I am doing a household-level analysis. I am restricting records with PERNUM = 1, so that one only one individual in a household gets included. I am interested in average household income in a particular PUMA for the bottom 20th percentile of income. I am sorting the household income variable in each PUMA, and multiplying each household income record with the household weight to get the average income at 20th percentile income. Am I using the weights correctly?
It sounds like you’re trying to find the sample of households that are in the bottom 20th percentile of household income and then calculate the average income of that group. If so, I recommend that your first step be to restrict your sample to cases where PERNUM is equal to 1 to focus your analysis on households. To get the cutoff for the 20th percentile, you should first sort by household income and then create a new variable that will represent the cumulative sum of weights (CUWT). You will want this variable to equal the sum of HHWT for the corresponding household plus CUWT for the previous observation. Then, divide CUWT by the total sum of HHWT in order to calculate your sample’s percentiles. The income cutoff for the 20% percentile will be the observation where this variable is equal to 0.2. In Stata, you can use the handy function pctile (e.g. pctile IncomeQuintile = hhincome [pw=hhwt], n(5)) which will divide your data into as many quantiles as you need.

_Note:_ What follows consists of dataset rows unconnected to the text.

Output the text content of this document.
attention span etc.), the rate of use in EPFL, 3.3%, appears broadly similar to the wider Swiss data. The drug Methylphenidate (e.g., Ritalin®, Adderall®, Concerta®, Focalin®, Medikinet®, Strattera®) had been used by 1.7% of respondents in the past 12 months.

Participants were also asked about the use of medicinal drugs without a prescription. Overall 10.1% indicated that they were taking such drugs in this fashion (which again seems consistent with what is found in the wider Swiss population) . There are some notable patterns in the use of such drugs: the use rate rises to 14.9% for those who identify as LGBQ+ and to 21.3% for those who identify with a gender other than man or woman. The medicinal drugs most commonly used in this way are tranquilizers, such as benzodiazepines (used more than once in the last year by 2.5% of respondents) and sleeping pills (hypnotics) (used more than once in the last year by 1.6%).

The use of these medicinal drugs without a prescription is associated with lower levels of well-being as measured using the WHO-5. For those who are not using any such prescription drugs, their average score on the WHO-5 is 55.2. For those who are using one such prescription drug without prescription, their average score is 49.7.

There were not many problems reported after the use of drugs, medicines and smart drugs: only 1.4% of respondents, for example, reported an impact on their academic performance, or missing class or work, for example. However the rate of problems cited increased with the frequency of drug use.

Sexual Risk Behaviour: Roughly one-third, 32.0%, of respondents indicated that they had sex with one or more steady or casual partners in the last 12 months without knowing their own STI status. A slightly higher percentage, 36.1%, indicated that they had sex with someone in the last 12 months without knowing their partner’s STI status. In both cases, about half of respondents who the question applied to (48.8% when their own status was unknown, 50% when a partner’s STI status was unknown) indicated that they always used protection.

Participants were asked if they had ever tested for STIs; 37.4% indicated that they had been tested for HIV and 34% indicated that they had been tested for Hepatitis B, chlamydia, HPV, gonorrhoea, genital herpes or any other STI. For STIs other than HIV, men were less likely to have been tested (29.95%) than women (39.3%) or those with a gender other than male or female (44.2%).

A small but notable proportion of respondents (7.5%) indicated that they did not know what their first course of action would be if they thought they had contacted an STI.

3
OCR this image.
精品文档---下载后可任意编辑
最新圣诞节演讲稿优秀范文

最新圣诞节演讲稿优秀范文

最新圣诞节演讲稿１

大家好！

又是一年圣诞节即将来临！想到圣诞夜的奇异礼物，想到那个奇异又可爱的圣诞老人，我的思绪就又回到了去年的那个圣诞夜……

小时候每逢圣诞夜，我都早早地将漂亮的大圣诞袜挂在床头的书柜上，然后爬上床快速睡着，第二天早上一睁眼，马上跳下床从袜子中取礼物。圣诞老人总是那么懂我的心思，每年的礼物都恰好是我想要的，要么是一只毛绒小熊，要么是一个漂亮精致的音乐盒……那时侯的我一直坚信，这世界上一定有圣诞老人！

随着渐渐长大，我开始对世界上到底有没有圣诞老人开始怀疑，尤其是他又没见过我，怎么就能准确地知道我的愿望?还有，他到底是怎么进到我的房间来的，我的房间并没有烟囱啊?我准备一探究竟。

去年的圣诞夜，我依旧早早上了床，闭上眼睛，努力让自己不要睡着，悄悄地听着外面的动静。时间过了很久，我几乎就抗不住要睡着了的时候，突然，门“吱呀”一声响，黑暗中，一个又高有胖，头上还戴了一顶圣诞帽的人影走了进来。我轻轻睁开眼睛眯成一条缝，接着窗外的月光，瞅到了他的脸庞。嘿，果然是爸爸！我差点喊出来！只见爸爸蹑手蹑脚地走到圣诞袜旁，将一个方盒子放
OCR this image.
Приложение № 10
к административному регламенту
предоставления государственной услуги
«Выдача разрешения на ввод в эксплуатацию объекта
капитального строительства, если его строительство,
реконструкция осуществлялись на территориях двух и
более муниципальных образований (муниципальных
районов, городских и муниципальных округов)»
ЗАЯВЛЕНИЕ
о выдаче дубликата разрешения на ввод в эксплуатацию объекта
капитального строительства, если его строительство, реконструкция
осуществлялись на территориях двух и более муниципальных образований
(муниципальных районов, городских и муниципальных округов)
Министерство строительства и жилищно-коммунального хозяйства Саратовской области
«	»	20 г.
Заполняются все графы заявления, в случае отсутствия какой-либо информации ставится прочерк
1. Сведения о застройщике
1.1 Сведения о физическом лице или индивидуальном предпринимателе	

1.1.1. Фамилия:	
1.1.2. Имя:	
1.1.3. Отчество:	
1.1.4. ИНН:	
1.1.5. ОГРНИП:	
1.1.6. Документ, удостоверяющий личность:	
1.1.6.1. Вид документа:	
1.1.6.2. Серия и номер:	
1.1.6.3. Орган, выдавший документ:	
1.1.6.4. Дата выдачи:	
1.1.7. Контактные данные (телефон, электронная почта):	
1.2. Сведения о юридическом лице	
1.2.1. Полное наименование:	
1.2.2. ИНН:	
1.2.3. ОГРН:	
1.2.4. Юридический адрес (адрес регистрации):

To get the average income for this subsample, you can sum the product of HHINCOME and HHWT and then divide this value by the sum of HHWT for these households. In Stata, this would include setting the data with svyset [pw=hhwt] and then running svy: mean hhincome if hhincome < [insert 20th percentile cutoff]. Please also note that HHINCOME values of 9999999 refer to respondents living in group quarters rather than earnings of $10 million.